You can generate such a key online.

When you encode a login:password pair, please make sure you don't have any extra spaces or carriage return / line break symbols at the beginning or end of the copy-pasted line.

DO NOT use Basic Authentication if the communication channel is not secured via HTTPS, since transmitted credentials are encoded with Base64, not encrypted or hashed.

Using cURL tool you don't need to encode the login and password for Basic authentication, cURL does it for you automatically.

curl --user login:password /api/v1/userstories/

Also you can use a special function in your programming language.

For example, in .NET / C# it will look like that:

var webClient = new WebClient();
webClient.Credentials = new NetworkCredential("admin", "admin");

To consume the REST service from Ruby, you may use HTTParty gem.

class UserStoryResource
  include HTTParty
  base_uri ''
  format :xml
  def initialize(u, p)
    @auth = {:username => u, :password => p}
  def all_stories(options={})
    options.merge!({:basic_auth => @auth})
    self.class.get("/api/v1/UserStories/", options)
storyResource ='admin', 'admin')
stories = storyResource.all_stories

Basic Authentication mode is supported for System User when login form is enabled. When login form is disabled in Single Sign-On settings then this type of authentication becomes blocked. Use token-based authentication instead.

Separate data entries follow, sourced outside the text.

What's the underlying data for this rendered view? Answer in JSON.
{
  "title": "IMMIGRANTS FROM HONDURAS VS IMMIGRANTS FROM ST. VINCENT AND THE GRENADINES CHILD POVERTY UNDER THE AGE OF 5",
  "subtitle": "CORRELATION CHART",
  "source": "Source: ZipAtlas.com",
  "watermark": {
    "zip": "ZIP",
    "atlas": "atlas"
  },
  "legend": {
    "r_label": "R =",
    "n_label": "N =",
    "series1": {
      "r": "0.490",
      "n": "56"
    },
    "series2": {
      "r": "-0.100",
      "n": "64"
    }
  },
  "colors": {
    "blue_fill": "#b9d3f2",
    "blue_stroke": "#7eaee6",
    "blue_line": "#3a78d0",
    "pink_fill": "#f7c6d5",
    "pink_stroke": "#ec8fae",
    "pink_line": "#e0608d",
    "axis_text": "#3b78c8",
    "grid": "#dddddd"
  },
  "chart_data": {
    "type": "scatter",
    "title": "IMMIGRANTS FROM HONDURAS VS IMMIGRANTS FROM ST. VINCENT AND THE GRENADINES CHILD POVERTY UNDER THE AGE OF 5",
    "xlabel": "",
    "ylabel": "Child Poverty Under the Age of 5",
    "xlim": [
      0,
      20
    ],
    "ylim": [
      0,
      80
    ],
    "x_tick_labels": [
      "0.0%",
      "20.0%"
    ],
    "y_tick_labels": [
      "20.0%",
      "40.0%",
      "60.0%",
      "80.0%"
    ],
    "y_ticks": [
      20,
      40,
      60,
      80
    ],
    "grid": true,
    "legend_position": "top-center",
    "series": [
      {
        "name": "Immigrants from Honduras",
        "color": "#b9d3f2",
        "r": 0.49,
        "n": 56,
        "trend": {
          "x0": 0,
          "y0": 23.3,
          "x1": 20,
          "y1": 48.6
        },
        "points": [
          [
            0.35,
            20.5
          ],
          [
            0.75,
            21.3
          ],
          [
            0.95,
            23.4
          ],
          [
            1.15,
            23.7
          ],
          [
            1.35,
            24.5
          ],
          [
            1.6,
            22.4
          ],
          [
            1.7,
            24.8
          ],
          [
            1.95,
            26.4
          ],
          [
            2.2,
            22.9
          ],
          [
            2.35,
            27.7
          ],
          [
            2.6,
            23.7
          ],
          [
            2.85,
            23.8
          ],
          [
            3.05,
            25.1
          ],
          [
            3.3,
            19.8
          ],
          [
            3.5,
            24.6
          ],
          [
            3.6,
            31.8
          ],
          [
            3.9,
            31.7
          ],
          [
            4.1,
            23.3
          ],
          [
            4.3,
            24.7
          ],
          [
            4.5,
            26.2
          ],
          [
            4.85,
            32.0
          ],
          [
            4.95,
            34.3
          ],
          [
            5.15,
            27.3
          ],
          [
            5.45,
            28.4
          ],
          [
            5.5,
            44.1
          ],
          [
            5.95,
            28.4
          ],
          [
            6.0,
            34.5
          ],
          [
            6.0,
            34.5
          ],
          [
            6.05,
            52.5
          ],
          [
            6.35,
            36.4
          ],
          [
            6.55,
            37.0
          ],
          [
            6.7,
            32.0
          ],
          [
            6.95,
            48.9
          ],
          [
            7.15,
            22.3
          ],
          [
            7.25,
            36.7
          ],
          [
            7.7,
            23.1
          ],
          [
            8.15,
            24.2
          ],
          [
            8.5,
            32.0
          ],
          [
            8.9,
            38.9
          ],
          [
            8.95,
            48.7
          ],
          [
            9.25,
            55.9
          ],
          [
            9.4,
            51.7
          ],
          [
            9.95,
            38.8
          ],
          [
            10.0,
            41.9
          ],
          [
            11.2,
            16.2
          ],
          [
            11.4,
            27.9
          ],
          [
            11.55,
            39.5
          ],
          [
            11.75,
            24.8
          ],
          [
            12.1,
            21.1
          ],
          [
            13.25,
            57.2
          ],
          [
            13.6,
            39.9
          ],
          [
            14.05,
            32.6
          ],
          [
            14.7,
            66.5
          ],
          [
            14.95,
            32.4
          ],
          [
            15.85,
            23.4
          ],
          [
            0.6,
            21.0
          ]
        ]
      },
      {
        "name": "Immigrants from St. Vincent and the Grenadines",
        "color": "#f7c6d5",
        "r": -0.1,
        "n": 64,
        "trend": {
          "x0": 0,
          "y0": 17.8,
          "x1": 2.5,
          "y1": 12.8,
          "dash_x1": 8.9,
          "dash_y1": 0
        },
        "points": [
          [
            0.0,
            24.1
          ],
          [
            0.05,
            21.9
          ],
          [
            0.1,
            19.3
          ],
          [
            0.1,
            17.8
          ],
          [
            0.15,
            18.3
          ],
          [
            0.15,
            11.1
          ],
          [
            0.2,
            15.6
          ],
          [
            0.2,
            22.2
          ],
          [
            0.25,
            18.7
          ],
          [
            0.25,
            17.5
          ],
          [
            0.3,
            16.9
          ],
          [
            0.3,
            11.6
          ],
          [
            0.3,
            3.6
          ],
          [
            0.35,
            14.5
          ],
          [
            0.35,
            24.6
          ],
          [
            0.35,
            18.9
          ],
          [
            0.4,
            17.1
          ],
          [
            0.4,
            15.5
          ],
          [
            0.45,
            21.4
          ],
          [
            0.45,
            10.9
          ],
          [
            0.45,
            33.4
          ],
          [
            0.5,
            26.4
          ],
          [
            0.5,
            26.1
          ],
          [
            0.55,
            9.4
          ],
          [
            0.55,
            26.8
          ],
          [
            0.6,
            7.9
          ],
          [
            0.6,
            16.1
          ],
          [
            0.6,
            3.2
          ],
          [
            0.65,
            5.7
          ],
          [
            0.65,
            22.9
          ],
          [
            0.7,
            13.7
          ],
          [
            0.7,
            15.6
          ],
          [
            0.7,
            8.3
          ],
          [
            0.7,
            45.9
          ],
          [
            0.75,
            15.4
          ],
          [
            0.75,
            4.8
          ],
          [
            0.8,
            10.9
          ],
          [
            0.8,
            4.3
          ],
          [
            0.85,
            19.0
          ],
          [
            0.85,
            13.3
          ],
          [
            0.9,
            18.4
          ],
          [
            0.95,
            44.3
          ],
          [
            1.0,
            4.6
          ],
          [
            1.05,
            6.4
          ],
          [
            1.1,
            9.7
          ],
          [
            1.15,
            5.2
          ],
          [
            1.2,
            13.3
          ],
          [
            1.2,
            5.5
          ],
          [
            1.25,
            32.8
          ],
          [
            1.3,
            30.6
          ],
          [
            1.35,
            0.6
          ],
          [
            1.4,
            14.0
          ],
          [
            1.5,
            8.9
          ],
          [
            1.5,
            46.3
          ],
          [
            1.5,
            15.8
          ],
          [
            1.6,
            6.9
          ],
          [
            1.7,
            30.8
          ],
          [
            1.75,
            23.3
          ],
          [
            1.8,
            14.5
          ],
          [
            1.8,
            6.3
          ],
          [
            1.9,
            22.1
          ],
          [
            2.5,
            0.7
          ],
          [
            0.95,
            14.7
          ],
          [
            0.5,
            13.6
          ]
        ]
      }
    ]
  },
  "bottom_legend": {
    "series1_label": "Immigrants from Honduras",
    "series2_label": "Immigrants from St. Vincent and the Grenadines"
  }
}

Retrieve logged user details using API

After successful authentication, you can I get details about logged user ID and role. Query LoggedUser resource by the following path:


It will give you details about Logged User.

<User ResourceType="User" Id="334">
  <Email>[email protected]</Email>
  <DeleteDate nil="true"/>
  <AvailableFrom nil="true"/>
  <IsContributor nil="true"/>
  <Role ResourceType="Role" Id="8" Name="Head"/>
    <Field Type="Text">
      <Name>Skill Set</Name>
      <Value nil="true"/>


Use token in Excel integration

Q: I have a web query in an Excel file that pulls data from Targetprocess. How can I save my password into the query string — so I don't have to log in three times when I open up the file to update my data?

A: Please create Access Token value using personal details tab in Targetprocess:

And then append &access_token=token_value to your Excel API requests.

Find more details on Integration between Excel and Targetprocess.

Non Authorized error for System User

Q: I obtained a token for my System User. But when I try to use it, I receive a 401 Not Authorized response. How to proceed?

A: In order to establish any integrations where System User credentials are used you must set it's password. It seems you haven't set a password for your System User yet. Please set it in Targetprocess in Settings page → System Settings → General Settings → System User Credentials panel and save your changes.

Non Authorized error for on-site installations

Q: I am trying to use the Token value in my query string, but I am still getting a 401 Not Authorized response. I have an onsite installation. Any ideas?

A: That can probably happen because of Authentication settings in IIS for your local web site. Some of our customers enable Windows Authentication mode for their Targetprocess applications. In this mode Windows Active Directory records are used to authenticate users. In this case for REST client applications you should do the following:

  • For the application root directory and /api/ inner directory please turn on Anonymous Authentication explicitly
  • Use basic or token-based client authentication

Otherwise, you have to provide an NTLM authentication instead of basic one.